Parametric and optimization studies on the production of nanoscale biochar-NPK fertilizer using sugarcane bagasse-derived biochar as carrier

Abstract

Current agricultural practices such as excessive and inefficient application of conventional fertilizers causes serious environmental problems. Thus, this study aimed to produce a fertilizer with nitrogen, phosphorous, and potassium impregnated in an activated sugarcane bagasse biochar which has potential for slow nutrient release. Activated sugarcane bagasse-derived biochar was produced via pyrolysis at 450 °C for 1 hour followed by activation using potassium hydroxide.
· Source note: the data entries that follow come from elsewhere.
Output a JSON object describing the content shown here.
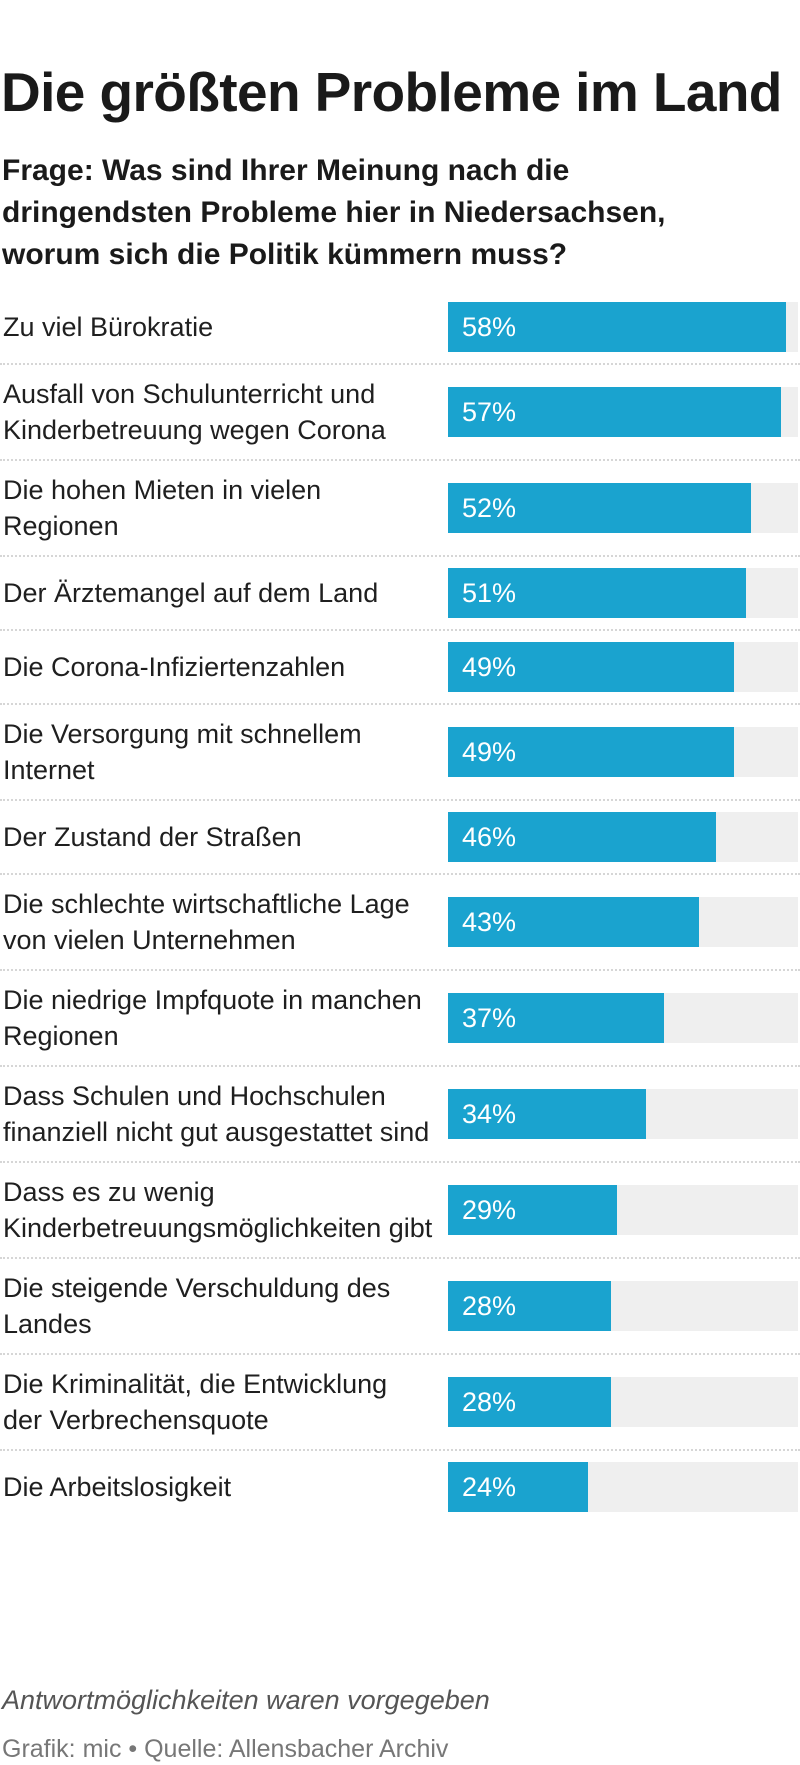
{
  "title": "Die größten Probleme im Land",
  "subtitle": "Frage: Was sind Ihrer Meinung nach die dringendsten Probleme hier in Niedersachsen, worum sich die Politik kümmern muss?",
  "colors": {
    "bar": "#1aa3cf",
    "track": "#efefef"
  },
  "chart_data": {
    "type": "bar",
    "orientation": "horizontal",
    "value_suffix": "%",
    "xlim": [
      0,
      60
    ],
    "categories": [
      "Zu viel Bürokratie",
      "Ausfall von Schulunterricht und Kinderbetreuung wegen Corona",
      "Die hohen Mieten in vielen Regionen",
      "Der Ärztemangel auf dem Land",
      "Die Corona-Infiziertenzahlen",
      "Die Versorgung mit schnellem Internet",
      "Der Zustand der Straßen",
      "Die schlechte wirtschaftliche Lage von vielen Unternehmen",
      "Die niedrige Impfquote in manchen Regionen",
      "Dass Schulen und Hochschulen finanziell nicht gut ausgestattet sind",
      "Dass es zu wenig Kinderbetreuungsmöglichkeiten gibt",
      "Die steigende Verschuldung des Landes",
      "Die Kriminalität, die Entwicklung der Verbrechensquote",
      "Die Arbeitslosigkeit"
    ],
    "values": [
      58,
      57,
      52,
      51,
      49,
      49,
      46,
      43,
      37,
      34,
      29,
      28,
      28,
      24
    ],
    "value_labels": [
      "58%",
      "57%",
      "52%",
      "51%",
      "49%",
      "49%",
      "46%",
      "43%",
      "37%",
      "34%",
      "29%",
      "28%",
      "28%",
      "24%"
    ]
  },
  "footer": {
    "note": "Antwortmöglichkeiten waren vorgegeben",
    "source": "Grafik: mic • Quelle: Allensbacher Archiv"
  }
}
Analysis of the activated biochar showed that it has a high capacity to hold exchangeable cations with a value of 127 mol c/kg soil, high porosity and large surface area (79 m2/g), and high carbon content (77.3% wt). The effects of biochar-NPK ratio (w/w), mixing time, and mixing temperature on the nutrient content of the fertilizer were then evaluated implementing a full factorial experimental design. All main factors were found to be significant on the NPK content of the fertilizer. Optimization runs were subsequently done following Response Surface via Central Composite Design (CCD) to determine formulation conditions for maximum NPK content of the fertilizer. Optimized conditions were 1:2 (w/w) biochar-NPK ratio, 50 °C mixing temperature, and 25.60 minutes mixing time. The nitrogen, phosphorous, and potassium content of the fertilizer at optimum condition were successfully verified to be 4.20 %N, 7.57 %P, and 7.01 %K, respectively. The average particle size of the fertilizer was found to be about 2117.2 nm with a polydispersity index of 0.568. The properties of the biochar-NPK fertilizer may be further examined to evaluate its capacity for controlled- or slow-release of nutrients.